2. Er is sprake van een geval van ernstige bodemverontreiniging bij meer dan 25 m 3 sterk verontreinigde grond en/of 100 m 3 sterk verontreinigd grondwater.
toetsing aan beleid Het uitgevoerde bodemonderzoek geeft aanleiding tot aanvullend bodemonderzoek.
beoordeling Opvallend is dat het lutumgehalte van de bovengrond in MM1.1 (16 % vd DS), MM2.1 (2.4 % vd DS) en MM 3.1 (5.6 % vd DS) heel erg van elkaar verschilt, terwijl de bodemsoort hetzelfde is. Omdat de gemeten concentraties van de geanalyseerde parameters heel erg laag liggen (onder danwel net boven de achtergrondwaarde) en het onderzochte deel van de locatie onverdacht is voor bodemverontreiniging wordt geen aanvullend bodemonderzoek geëist voor het opmengen van niet humeuze met sterk humeuze monsters. Wel dient aanvullend onderzoek te worden uitgevoerd ter plaatse van de laag onder de halfverhardingslaag. Deze laag is verdacht op zware metalen en PAK. Opmerking: Op de situatietekening met boorpunten in bijlage 1.2 is asbestverdachte dakbedekking weergegeven.
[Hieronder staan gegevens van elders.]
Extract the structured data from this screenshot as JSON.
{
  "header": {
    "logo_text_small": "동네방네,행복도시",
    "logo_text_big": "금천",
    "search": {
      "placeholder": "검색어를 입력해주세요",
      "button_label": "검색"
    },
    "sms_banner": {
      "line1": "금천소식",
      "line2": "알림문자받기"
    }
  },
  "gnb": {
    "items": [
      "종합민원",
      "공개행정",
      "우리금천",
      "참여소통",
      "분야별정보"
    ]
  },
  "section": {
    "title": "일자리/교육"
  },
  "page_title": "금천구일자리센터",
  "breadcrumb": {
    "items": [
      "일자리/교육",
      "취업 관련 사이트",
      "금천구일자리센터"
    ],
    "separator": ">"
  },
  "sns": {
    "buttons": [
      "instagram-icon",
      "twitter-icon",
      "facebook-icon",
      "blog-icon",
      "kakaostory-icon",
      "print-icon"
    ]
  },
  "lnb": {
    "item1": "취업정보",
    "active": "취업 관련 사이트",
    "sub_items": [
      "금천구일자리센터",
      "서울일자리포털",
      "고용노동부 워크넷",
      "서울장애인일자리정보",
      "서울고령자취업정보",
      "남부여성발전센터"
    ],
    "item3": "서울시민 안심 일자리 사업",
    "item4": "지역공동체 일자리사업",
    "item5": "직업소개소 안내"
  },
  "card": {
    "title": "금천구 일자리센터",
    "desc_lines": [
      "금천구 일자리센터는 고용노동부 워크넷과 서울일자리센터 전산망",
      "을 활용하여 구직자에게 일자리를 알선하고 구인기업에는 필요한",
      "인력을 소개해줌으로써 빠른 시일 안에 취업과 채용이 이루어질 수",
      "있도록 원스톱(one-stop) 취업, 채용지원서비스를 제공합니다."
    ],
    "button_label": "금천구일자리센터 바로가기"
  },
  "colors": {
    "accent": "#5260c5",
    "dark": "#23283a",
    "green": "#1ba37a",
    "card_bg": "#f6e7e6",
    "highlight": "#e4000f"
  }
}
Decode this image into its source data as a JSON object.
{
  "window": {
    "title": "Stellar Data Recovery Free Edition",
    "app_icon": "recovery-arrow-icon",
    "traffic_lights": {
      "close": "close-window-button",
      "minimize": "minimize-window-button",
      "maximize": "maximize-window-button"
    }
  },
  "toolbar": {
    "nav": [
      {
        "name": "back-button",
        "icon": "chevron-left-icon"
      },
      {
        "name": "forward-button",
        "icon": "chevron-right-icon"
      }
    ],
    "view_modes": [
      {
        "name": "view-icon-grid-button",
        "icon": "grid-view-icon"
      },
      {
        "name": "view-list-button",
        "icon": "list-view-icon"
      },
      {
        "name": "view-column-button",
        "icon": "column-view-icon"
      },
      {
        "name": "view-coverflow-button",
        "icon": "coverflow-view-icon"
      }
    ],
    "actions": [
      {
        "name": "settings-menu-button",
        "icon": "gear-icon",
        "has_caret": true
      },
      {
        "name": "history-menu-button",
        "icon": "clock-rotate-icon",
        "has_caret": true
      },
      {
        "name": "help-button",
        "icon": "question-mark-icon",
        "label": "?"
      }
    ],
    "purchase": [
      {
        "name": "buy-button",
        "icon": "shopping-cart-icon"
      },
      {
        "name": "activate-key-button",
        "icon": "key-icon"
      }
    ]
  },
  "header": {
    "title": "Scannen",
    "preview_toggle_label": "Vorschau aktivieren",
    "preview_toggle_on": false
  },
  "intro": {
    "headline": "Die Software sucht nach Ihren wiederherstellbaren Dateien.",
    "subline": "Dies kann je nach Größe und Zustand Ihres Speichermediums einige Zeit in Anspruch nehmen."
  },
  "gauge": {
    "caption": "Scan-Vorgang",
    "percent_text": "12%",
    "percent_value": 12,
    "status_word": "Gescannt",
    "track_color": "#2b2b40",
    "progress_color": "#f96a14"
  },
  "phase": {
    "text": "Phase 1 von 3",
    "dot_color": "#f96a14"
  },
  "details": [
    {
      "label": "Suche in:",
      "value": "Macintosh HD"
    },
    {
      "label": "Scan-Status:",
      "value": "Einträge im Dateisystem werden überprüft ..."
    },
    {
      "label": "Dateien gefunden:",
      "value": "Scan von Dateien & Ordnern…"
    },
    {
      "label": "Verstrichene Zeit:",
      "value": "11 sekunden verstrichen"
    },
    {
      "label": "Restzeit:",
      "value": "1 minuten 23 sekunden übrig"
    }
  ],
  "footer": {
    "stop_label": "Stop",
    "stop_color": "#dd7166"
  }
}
Uit de uitgevoerde asbestinventarisatie, type A, (gericht op de te slopen bebouwing) blijkt dat de dakbedekking op de meest zuidelijke schuur niet asbesthoudend is (Van Dijk geo- en milieutechniek b.v., opdrachtnummer: 750237, 15 december 2012).
pagina 11
(aanvullende) voorwaarde(n) Aanvullend bodemonderzoek De laag onder de halfverharding (puin), ter plaatse van de planlocatie, dient aanvullend te worden onderzocht op zware metalen en PAK. Afvoer (puin)verharding De vrijkomende (puin-)verharding moet worden afgevoerd naar een erkende verwerker. De ontdoener van de (puin-)verharding dient op aanvraag de afleverbonnen van de verwerkingsinrichting te tonen.
ir. N. Hanselaar MBM directeur Milieudienst Zuidoost-Utrecht c.c. intern c.c.